President Donald Trump keeps telling us how much he loves the military.
Last January in Des Moines, Iowa, he held a “fundraiser” for veterans for which he supposedly raised $6 million. It took him nearly four months to actually get around to donating $1 million of it — and then only after a Washington Post reporter asked what happened to it.
He said he “knows more than the generals” about fighting ISIS.
He claimed former Vietnam POW Sen. John McCain (R-Ariz.) was not a war hero because he “likes people who weren’t captured.”
He attacked the Gold Star family of U.S. Army captain Humayun Khan whom a car bomb killed in 2004 while Khan was guarding a base in Iraq. Khan’s actions saved the lives of fellow soldiers and civilians.
The veterans’ complaint hotline Trump promised to set up is yet to materialize.
Sure, he loves the military.
Now there’s even more evidence of it: a registration tax for new GI Bill enlistees.
On April 18th, Iraq and Afghanistan Veterans of America (IAVA) released the following statement:
“IAVA will vigorously oppose any and all attempts to impose a registration tax on this essential benefit. If Congress wants to find ways to raise more money, they can do it without nickel and diming newly-enlisted Privates. Pushing this GI Bill tax proposal on troops in a time of war is political cowardice. It’s also bad for recruiting and morale…When it comes to protecting our GI Bill benefits, IAVA will never compromise.”
This is in response to a congressional proposal to obligate service members to buy into their post-9/11 GI Bill benefits.
Veterans of Foreign Wars National Commander Brian Duffy, said:
“This new tax on troops is absurd. Ensuring veterans are able to successfully transition back to civilian life after military service is a cost of war, and not a fee that Congress can just pass along to our troops.”
GI Bill 3.0, is the brainchild of House Veterans Affairs Committee Chairman Phil Roe (R-Tenn). To establish eligibility requirements for revised post-military education benefits, it would deduct $2,400 from future service members’ paychecks.

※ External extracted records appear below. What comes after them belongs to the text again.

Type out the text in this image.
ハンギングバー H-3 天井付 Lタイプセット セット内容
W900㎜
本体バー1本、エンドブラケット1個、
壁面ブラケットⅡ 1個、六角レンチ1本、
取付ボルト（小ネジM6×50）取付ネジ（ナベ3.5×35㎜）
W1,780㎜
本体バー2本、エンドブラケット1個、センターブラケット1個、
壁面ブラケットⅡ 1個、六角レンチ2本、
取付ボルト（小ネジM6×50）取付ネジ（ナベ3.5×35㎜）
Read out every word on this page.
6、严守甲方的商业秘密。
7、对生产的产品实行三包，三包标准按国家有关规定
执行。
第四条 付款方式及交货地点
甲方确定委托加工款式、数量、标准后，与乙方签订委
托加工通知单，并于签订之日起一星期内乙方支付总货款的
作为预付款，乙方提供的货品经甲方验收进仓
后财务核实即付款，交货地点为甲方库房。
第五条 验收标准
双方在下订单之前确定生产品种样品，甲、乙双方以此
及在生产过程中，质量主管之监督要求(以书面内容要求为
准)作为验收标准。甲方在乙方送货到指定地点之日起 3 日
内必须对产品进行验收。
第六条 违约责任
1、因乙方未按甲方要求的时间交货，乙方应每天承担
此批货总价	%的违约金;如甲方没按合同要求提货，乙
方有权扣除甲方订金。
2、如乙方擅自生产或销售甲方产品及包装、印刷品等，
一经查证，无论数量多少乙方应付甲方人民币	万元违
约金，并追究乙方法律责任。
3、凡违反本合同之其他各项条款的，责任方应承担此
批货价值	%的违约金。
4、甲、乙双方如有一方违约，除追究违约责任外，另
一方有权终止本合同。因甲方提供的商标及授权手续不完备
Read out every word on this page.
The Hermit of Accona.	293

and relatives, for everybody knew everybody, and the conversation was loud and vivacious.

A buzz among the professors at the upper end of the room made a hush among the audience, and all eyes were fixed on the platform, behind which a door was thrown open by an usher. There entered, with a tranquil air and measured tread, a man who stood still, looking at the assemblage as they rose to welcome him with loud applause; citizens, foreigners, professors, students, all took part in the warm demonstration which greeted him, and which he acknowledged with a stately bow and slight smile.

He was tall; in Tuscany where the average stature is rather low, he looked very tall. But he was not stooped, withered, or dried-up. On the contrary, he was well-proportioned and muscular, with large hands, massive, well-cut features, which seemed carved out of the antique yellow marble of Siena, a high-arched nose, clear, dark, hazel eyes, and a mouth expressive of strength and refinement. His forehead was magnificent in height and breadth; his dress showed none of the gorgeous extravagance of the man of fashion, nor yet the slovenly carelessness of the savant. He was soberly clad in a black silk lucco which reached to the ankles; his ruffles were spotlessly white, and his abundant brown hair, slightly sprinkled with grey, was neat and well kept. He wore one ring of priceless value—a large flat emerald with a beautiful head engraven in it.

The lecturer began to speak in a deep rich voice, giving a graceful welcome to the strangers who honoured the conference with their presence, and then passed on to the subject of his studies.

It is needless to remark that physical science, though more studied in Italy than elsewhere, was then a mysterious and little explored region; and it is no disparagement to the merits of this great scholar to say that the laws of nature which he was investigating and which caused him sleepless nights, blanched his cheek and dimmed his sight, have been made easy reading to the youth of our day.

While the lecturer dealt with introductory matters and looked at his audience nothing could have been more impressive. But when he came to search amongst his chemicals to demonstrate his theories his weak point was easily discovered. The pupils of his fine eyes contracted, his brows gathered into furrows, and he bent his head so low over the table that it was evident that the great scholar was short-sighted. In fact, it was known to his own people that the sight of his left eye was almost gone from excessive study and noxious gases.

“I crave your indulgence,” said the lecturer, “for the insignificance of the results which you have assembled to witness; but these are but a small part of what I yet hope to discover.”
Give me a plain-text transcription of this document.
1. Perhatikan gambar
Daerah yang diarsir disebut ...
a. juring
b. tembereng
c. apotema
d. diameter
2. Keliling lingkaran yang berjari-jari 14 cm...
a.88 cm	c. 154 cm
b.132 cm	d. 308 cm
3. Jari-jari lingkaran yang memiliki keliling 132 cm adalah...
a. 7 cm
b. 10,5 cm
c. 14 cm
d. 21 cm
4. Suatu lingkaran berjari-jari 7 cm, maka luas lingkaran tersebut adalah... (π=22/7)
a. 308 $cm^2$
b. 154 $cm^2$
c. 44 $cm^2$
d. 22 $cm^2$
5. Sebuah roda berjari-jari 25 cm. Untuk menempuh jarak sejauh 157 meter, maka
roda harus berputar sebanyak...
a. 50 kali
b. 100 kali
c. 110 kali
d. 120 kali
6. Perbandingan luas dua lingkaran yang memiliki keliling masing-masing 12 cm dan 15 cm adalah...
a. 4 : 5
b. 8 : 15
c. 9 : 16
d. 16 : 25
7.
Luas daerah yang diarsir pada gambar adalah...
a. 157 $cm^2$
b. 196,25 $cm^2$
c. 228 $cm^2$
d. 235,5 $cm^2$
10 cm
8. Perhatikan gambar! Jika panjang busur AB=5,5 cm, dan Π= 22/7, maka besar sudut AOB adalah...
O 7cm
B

The post-9/11 GI Bill currently offers full tuition to four-year state colleges or the equivalent tuition for private colleges plus a monthly housing stipend to service members with at least three years of active duty, and to reservists mobilized for active duty for extended periods. It also applies to soldiers wounded while serving.
Unlike the older Montgomery GI Bill benefit, the post-9/11 GI Bill does not require fees or pay reductions for eligibility. It has helped at least 1.5 million veterans and their families accomplish educational goals and chart new career paths. Rep. Roe’s proposal, however, would require payroll deductions from new enlistees’ paychecks for the right to access the benefit after they leave the military.
Supporters claim requiring service members to “buy in” to the benefit would strengthen the benefit against periodic attempts to reduce veterans’ education benefits.
Will Hubbard, vice president of government affairs for Student Veterans of America, said:
“It’s infinitely more difficult to get rid of or cut the GI Bill if troops have paid into that benefit. This is about how we can make the GI Bill protected and buffered against budget fights for years to come.”
Veterans of Foreign Wars (VFW) officials argue:
“[The Post-9/11 GI Bill] is earned through honorable service, not through out-of-pocket fees.”
Paul Rieckhoff, CEO of Iraq and Afghanistan Veterans of America, said:
“Pushing this GI Bill tax proposal on troops in a time of war is political cowardice…Some politicians would rather make backroom deals than raise taxes or find other ways to support our troops as bombs continue to fall overseas.”
Although this is mostly an act of Congress, President Trump’s silence regarding the promises he made to vets is conspicuous. He could come out against this bill, but likely he won’t. He probably isn’t even aware of it.